Auto safety regulators announced on Tuesday that new cars in the United States may soon be required to have surveillance technology that detects drunk or impaired driving.
The advanced notice will help set potential alcohol-impairment detection technology in all new vehicles, the National Highway Traffic Safety Administration (NHSTA) said.
Such detection devices are required as part of the Bipartisan Infrastructure Law Congress passed in 2021.
Polly Trottenberg, the US Department of Transportation’s deputy secretary, said in the statement:
“It is tragic that drunk driving crashes are one of the leading causes of roadway fatalities in this country, and far too many lives are lost.”
The statement added that in 2021, 3,384 people were killed in drunk driving crashes, which cost $280 billion in lost wages.
NHSTA said that alcohol-impaired deaths hit a nearly 15-year high, with more than 1,000 people killed due to drunk driving crashes in 2021.
“We are trying to see whether we can get it done, does the technology exist in a way that is going to work every time,” Acting NHTSA Administrator Ann Carlson said.

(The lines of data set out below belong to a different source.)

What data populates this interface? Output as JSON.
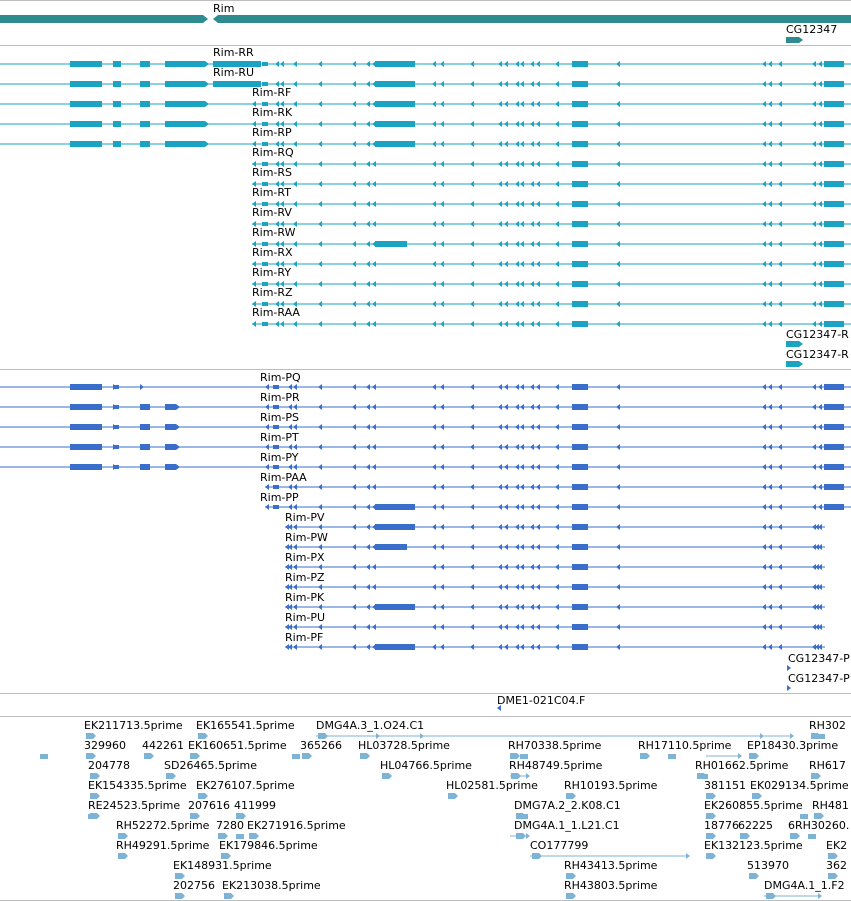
{
  "colors": {
    "gene": "#2e8b8f",
    "transcript_a": "#1aa3c2",
    "transcript_b": "#3a6ecb",
    "est": "#7fb3d6",
    "divider": "#bdbdbd"
  },
  "genes": {
    "rim_label": "Rim",
    "cg_label": "CG12347"
  },
  "transcripts_a": [
    "Rim-RR",
    "Rim-RU",
    "Rim-RF",
    "Rim-RK",
    "Rim-RP",
    "Rim-RQ",
    "Rim-RS",
    "Rim-RT",
    "Rim-RV",
    "Rim-RW",
    "Rim-RX",
    "Rim-RY",
    "Rim-RZ",
    "Rim-RAA"
  ],
  "cg_transcripts_a": [
    "CG12347-R",
    "CG12347-R"
  ],
  "transcripts_b": [
    "Rim-PQ",
    "Rim-PR",
    "Rim-PS",
    "Rim-PT",
    "Rim-PY",
    "Rim-PAA",
    "Rim-PP",
    "Rim-PV",
    "Rim-PW",
    "Rim-PX",
    "Rim-PZ",
    "Rim-PK",
    "Rim-PU",
    "Rim-PF"
  ],
  "cg_transcripts_b": [
    "CG12347-P",
    "CG12347-P"
  ],
  "primer": "DME1-021C04.F",
  "est_labels": [
    "EK211713.5prime",
    "EK165541.5prime",
    "DMG4A.3_1.O24.C1",
    "RH302",
    "329960",
    "442261",
    "EK160651.5prime",
    "365266",
    "HL03728.5prime",
    "RH70338.5prime",
    "RH17110.5prime",
    "EP18430.3prime",
    "204778",
    "SD26465.5prime",
    "HL04766.5prime",
    "RH48749.5prime",
    "RH01662.5prime",
    "RH617",
    "EK154335.5prime",
    "EK276107.5prime",
    "HL02581.5prime",
    "RH10193.5prime",
    "381151",
    "EK029134.5prime",
    "RE24523.5prime",
    "207616",
    "411999",
    "DMG7A.2_2.K08.C1",
    "EK260855.5prime",
    "RH481",
    "RH52272.5prime",
    "7280",
    "EK271916.5prime",
    "DMG4A.1_1.L21.C1",
    "18776",
    "62225",
    "6RH30260.",
    "RH49291.5prime",
    "EK179846.5prime",
    "CO177799",
    "EK132123.5prime",
    "EK2",
    "EK148931.5prime",
    "RH43413.5prime",
    "513970",
    "362",
    "202756",
    "EK213038.5prime",
    "RH43803.5prime",
    "DMG4A.1_1.F2"
  ]
}
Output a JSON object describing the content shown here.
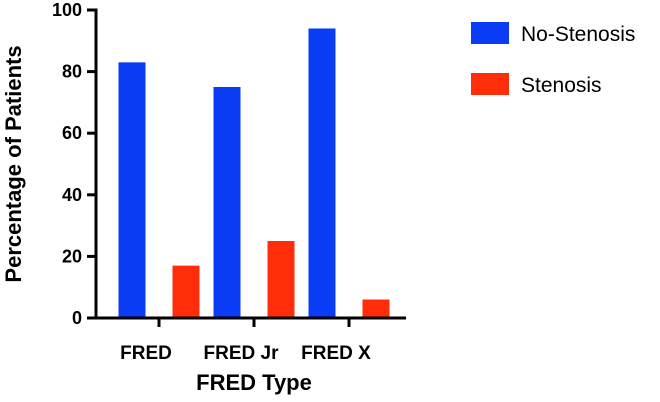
{
  "chart_data": {
    "type": "bar",
    "title": "",
    "xlabel": "FRED Type",
    "ylabel": "Percentage of Patients",
    "categories": [
      "FRED",
      "FRED Jr",
      "FRED X"
    ],
    "ylim": [
      0,
      100
    ],
    "yticks": [
      0,
      20,
      40,
      60,
      80,
      100
    ],
    "grid": false,
    "legend_position": "top-right",
    "series": [
      {
        "name": "No-Stenosis",
        "color": "#0a3cf5",
        "values": [
          83,
          75,
          94
        ]
      },
      {
        "name": "Stenosis",
        "color": "#ff2d0a",
        "values": [
          17,
          25,
          6
        ]
      }
    ]
  }
}
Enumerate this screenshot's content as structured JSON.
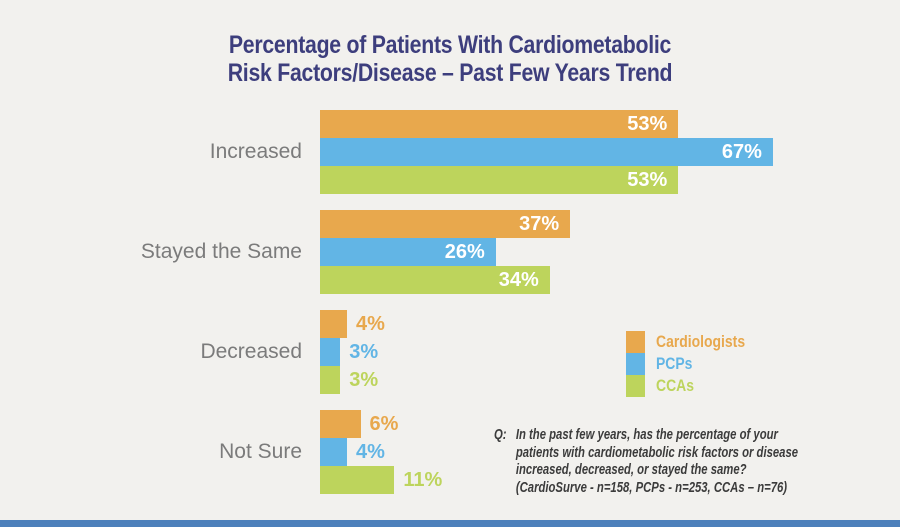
{
  "slide": {
    "background_color": "#f2f1ee",
    "title_line1": "Percentage of Patients With Cardiometabolic",
    "title_line2": "Risk Factors/Disease – Past Few Years Trend",
    "title_color": "#3d3e7d",
    "footer_bar_color": "#4d80bb"
  },
  "chart_data": {
    "type": "bar",
    "orientation": "horizontal",
    "title": "Percentage of Patients With Cardiometabolic Risk Factors/Disease – Past Few Years Trend",
    "categories": [
      "Increased",
      "Stayed the Same",
      "Decreased",
      "Not Sure"
    ],
    "series": [
      {
        "name": "Cardiologists",
        "color": "#e8a84d",
        "values": [
          53,
          37,
          4,
          6
        ]
      },
      {
        "name": "PCPs",
        "color": "#62b5e5",
        "values": [
          67,
          26,
          3,
          4
        ]
      },
      {
        "name": "CCAs",
        "color": "#bdd45c",
        "values": [
          53,
          34,
          3,
          11
        ]
      }
    ],
    "value_suffix": "%",
    "xlim": [
      0,
      85
    ],
    "grid": false,
    "legend_position": "middle-right",
    "category_label_color": "#7b7b7b",
    "inside_value_label_color": "#ffffff",
    "value_label_style": "inside white for large bars, outside in series color for small bars"
  },
  "question": {
    "prefix": "Q:",
    "lines": [
      "In the past few years, has the percentage of your",
      "patients with cardiometabolic risk factors or disease",
      "increased, decreased, or stayed the same?",
      "(CardioSurve - n=158, PCPs - n=253, CCAs – n=76)"
    ]
  }
}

Carlson said there were close to 1 billion separate daily driving journeys in the United States.
“If it’s 99.9% accurate, you could have a million false positives,” Carlson said.
“Those false positives could be somebody trying to get to the hospital for an emergency.”
The HALT Act takes important steps to keep drunk drivers off the road preventing thousands of traffic fatalities and injuries per year & we defeated an amendment to undercut it. We have the technology now to prevent drunk driving, & we should not delay in implementing it. pic.twitter.com/D7cphtUwzF
— Rep. Debbie Dingell (@RepDebDingell) November 9, 2023
Reuters reported: Separately, Carlson will tell a US House of Representatives committee on Wednesday that US traffic deaths fell 4.5% in the first nine months of the year after sharply rising during the COVID-19 pandemic.
“While we are optimistic that we’re finally seeing a reversal of the record-high fatalities seen during the pandemic, this is not a cause for celebration,” Carlson’s written testimony says.
According to Wired, research into anti-drunk-driving technology has gone on for decades, and four main technologies stand out.
“Sensors embedded in steering wheels or dashboards can detect levels of alcohol and carbon dioxide in a driver’s breath.
Touch-based sensors in a steering wheel or other surfaces can use infrared lights to determine the blood alcohol content in capillaries just below the skin’s surface.
And driver-monitoring systems, which are already common in new cars with advanced driving-assistance technologies, could use eye or head tracking to determine whether a person is likely impaired. Similarly, many vehicles can already detect lane departures and erratic steering, potentially providing extra signals of possible inebriation.
Federal regulators said that while they believed the direction from Congress in the Infrastructure Bill intended for the NHTSA to require anti-drugged-driving technology too, the current process will focus only on alcohol.”